The S&P 500 Index zigzagged to a gain of less than two points for a second straight day amid corporate results and deal news. The dollar was little changed after slumping to its lowest level since November. The yield on the 10-year Treasury note held below 2.50 percent for a fifth session after briefly rising above that level Wednesday. The pound fell after the Bank of England said there’s more slack in the economy than previously thought. Oil slipped after approaching a one-month high.
With central banks from Japan to England and the U.S. signaling they’re in no rush to change policy direction as the world assesses the impact of American’s new leadership on global growth, investors continue to look for clues on economic strength. While signs point to increasing confidence that growth will accelerate, data have painted a murkier picture, increasing the significance of Friday’s jobs report as the White House leaves investors waiting for details on tax and spending initiatives.
Read our Markets Live blog here.
What’s coming up in the markets:
- Economists expect a 175,000 increase in U.S. nonfarm payrolls for January, in line with the recent trend, when the Labor Department releases jobs data on Friday. With both hiring and unemployment likely to remain relatively stable, the focus on the jobs report will center on wage pressures.
Here are the main market moves on Thursday:
Stocks
- The S&P 500 Index rose 1.3 points to 2,280.85 at 4 p.m. in New York. The index has gained or retreated by less than 0.1 percent for five of the past six days, and is down 0.6 percent on the week.
- Facebook fell 1.8 percent after reporting results. Mead Johnson surged 21 percent after Reckitt Benckiser Group Plc emerged as a surprise suitor for perennial bid candidate.
- The Stoxx Europe 600 Index dropped 0.3 percent as investors assessed disappointing corporate outlooks with health-care shares falling the most.
- Deutsche Bank tumbled 5.2 percent after its quarterly trading revenue missed analysts’ estimates.
- Earnings are coming thick and fast, with mixed results clouding the picture on the state of the global economy.
Currencies
- The Bloomberg Dollar Spot Index lost 0.2 percent, paring a slide by half after its decline this year reached 3 percent.
- The euro strengthened 0.1 percent to $1.0764, while the yen traded at 112.74 per dollar.
- The pound weakened 1 percent. Sterling initially jumped as policy makers signaled increased concern about inflation, before dropping as the forecasts for price growth weren’t as aggressive as some analysts expected.
Commodities
- Oil slipped after reaching a one-month high amid signs OPEC will have to make further cuts to fully comply with a production deal.
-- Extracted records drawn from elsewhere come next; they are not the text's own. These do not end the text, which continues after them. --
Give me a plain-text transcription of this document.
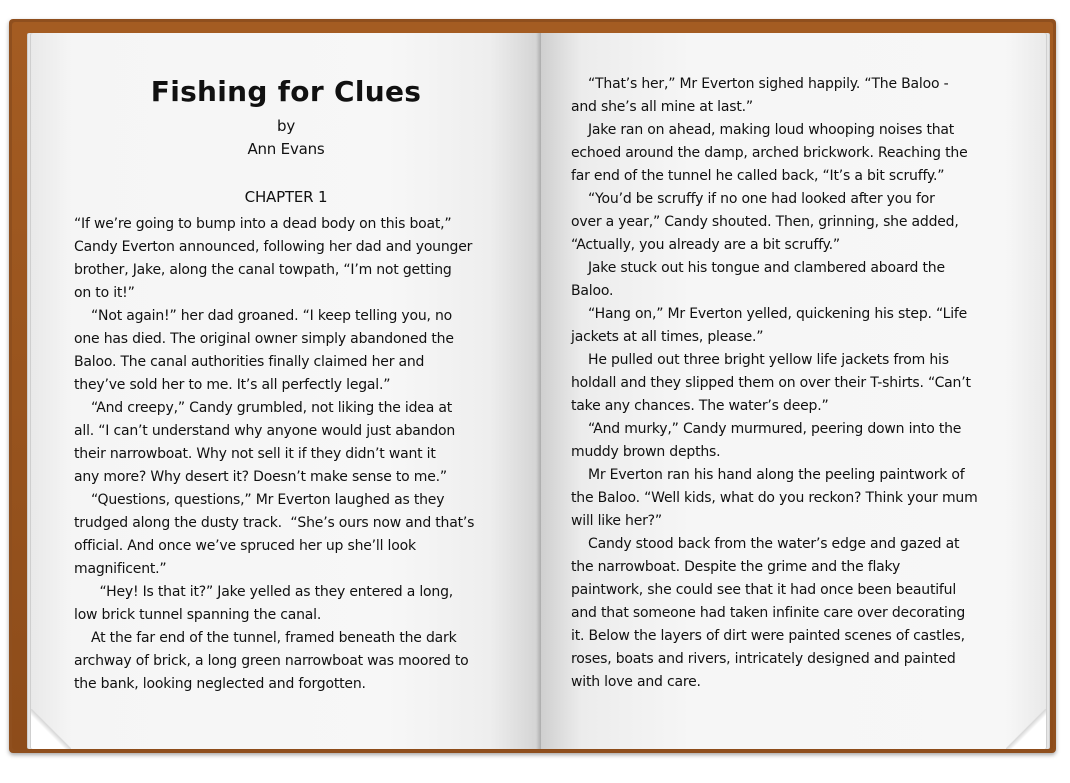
Fishing for Clues

by

Ann Evans

CHAPTER 1

“If we’re going to bump into a dead body on this boat,”
Candy Everton announced, following her dad and younger
brother, Jake, along the canal towpath, “I’m not getting
on to it!”
“Not again!” her dad groaned. “I keep telling you, no
one has died. The original owner simply abandoned the
Baloo. The canal authorities finally claimed her and
they’ve sold her to me. It’s all perfectly legal.”
“And creepy,” Candy grumbled, not liking the idea at
all. “I can’t understand why anyone would just abandon
their narrowboat. Why not sell it if they didn’t want it
any more? Why desert it? Doesn’t make sense to me.”
“Questions, questions,” Mr Everton laughed as they
trudged along the dusty track.  “She’s ours now and that’s
official. And once we’ve spruced her up she’ll look
magnificent.”
“Hey! Is that it?” Jake yelled as they entered a long,
low brick tunnel spanning the canal.
At the far end of the tunnel, framed beneath the dark
archway of brick, a long green narrowboat was moored to
the bank, looking neglected and forgotten.
“That’s her,” Mr Everton sighed happily. “The Baloo -
and she’s all mine at last.”
Jake ran on ahead, making loud whooping noises that
echoed around the damp, arched brickwork. Reaching the
far end of the tunnel he called back, “It’s a bit scruffy.”
“You’d be scruffy if no one had looked after you for
over a year,” Candy shouted. Then, grinning, she added,
“Actually, you already are a bit scruffy.”
Jake stuck out his tongue and clambered aboard the
Baloo.
“Hang on,” Mr Everton yelled, quickening his step. “Life
jackets at all times, please.”
He pulled out three bright yellow life jackets from his
holdall and they slipped them on over their T-shirts. “Can’t
take any chances. The water’s deep.”
“And murky,” Candy murmured, peering down into the
muddy brown depths.
Mr Everton ran his hand along the peeling paintwork of
the Baloo. “Well kids, what do you reckon? Think your mum
will like her?”
Candy stood back from the water’s edge and gazed at
the narrowboat. Despite the grime and the flaky
paintwork, she could see that it had once been beautiful
and that someone had taken infinite care over decorating
it. Below the layers of dirt were painted scenes of castles,
roses, boats and rivers, intricately designed and painted
with love and care.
West Texas Intermediate slipped 0.2 percent to $53.70 a barrel after earlier topping $54.
- The oil industry’s struggle through the worst slump in a generation showed signs of easing, with Royal Dutch Shell Plc managing to reduce its record debt for the first time since the downturn began.
- Gold futures for April delivery advanced 0.9 percent to $1,219.40 an ounce in New York, after touching $1,227.50, the highest for a most-active contract since Nov. 17.
- Sugar’s rally and higher grain costs helped boost global food prices to the highest in two years last month.
Bonds
- Treasuries were little changed, with the 10-year yield at 2.47 percent.
- Apple Inc. is making its first trip to the bond market in six months, becoming the second cash-rich technology company to sell debt this week despite prospects of a U.S. repatriation-tax holiday.
- Gilts advanced, pushing the yield on the 10-year security down seven basis points to 1.38 percent, after BOE President Mark Carney warned that surprises could still be ahead as the U.K. starts the Brexit process.
- Spanish and French bonds advanced after auctions were met with ample demand. German bunds gained, with the yield on the benchmark note due in a decade dropping four basis points to 0.43 percent.